As with previous JDK releases, if no PKIXBuilderParameters is provided by the caller, revocation checking is disabled. If the caller creates a PKIXBuilderParameters and uses the setRevocationEnabled method to enable revocation checking, then stapling OCSP responses will be evaluated. This is also the case if the property is set to true. The table below shows a few different approaches as examples (assume OCSP stapling is enabled both in the client and server):

PKIXBuilderParameters checkRevocation Property PKIXRevocationChecker Result
default default default Revocation checking is disabled
default true default Revocation checking enabled*, SOFT_FAIL set
instantiated default default Revocation checking enabled*, SOFT_FAIL set
instantiated default instantiated, added to PKIXBuilderParameters Revocation checking enabled*, hard fail behavior.

* Client-side OCSP fallback will occur only if the ocsp.enable Security property has been set to true

Further details about the configuration of the PKIXBuilderParameters and PKIXRevocationChecker objects and their relationship to JSSE can be found in both the Java PKI API Programmer's Guide and the JSSE Reference Guide.


  1. The OCSP Stapling implementation must not break backward compatibility.

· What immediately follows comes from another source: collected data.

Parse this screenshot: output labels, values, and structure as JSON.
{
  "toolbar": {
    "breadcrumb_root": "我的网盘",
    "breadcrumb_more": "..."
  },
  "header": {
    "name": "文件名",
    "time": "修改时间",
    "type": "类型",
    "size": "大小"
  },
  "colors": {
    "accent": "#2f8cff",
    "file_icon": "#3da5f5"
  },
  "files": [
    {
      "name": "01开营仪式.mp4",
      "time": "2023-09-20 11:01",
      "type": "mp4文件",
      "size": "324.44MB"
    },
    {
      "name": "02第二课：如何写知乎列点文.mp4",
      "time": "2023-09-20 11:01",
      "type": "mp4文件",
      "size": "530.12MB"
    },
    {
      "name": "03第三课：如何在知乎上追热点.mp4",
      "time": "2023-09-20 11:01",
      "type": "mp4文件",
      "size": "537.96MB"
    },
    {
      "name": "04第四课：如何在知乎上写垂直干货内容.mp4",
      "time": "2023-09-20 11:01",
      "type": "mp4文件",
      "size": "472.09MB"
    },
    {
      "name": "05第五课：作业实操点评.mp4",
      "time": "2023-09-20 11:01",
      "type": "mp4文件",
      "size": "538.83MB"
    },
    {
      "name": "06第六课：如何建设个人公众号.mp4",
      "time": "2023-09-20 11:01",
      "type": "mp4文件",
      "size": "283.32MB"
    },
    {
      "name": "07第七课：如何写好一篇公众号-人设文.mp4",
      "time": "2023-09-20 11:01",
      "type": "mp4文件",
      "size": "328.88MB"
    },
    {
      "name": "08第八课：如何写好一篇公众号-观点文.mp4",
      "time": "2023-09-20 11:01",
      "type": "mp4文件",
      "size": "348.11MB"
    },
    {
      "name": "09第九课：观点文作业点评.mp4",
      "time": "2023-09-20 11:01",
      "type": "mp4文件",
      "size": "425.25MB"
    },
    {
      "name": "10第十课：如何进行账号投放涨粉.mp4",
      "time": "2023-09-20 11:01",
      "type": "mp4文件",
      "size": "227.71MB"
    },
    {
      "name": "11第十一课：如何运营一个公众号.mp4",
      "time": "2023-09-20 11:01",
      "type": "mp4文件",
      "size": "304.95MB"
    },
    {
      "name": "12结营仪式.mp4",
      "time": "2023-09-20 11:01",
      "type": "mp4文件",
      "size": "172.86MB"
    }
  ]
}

  2. The client implementation must be able to send RFC 6066-style status_request ClientHello extensions to supporting servers. It must be able to properly parse the same hello extension in the ServerHello handshake message, and properly parse the subsequent CertificateStatus handshake-message contents.

  3. The client implementation must be able to send RFC 6961-style status_request_v2 ClientHello extensions to supporting servers. It must be able to assert ocsp or ocsp_multi types (or both) in the hello extension. It must be able to properly parse the same hello extensions in the ServerHello handshake message, and properly parse the subsequent CertificateStatus handshake-message contents.

  4. The server implementation must be able to receive status_request and status_request_v2 extensions in the ClientHello handshake message and query the appropriate OCSP responder. It must be able to place OCSP responses in a CertificateStatus TLS handshake message to be returned to the client.

  5. The server implementation must be capable of caching valid OCSP responses for reuse with clients that do not make requests with nonce extensions in their status_request[_v2] hello extensions.

  6. The client must be able to interoperate with at least two different web servers capable of performing OCSP stapling (e.g. Apache 2.4+).

  7. The server must be able to interoperate with at least two different client implementations capable of asserting status_request or status_request_v2. At this time, most major browsers (Firefox, Chrome, etc.) can generate the status_request hello extension, as can other tools such as OpenSSL's s_client. For automated testing purposes, small applications could be created that link against NSS and OpenSSL libraries to establish TLS connections with OCSP stapling.

Risks and Assumptions

The OCSP stapling feature will be enabled by default for java clients in JDK with this implementation. However, there are potential interoperability issues with TLS servers that cannot accept the status_request or status_request_v2 TLS extensions. A system or security property has been defined to disable OCSP stapling if necessary.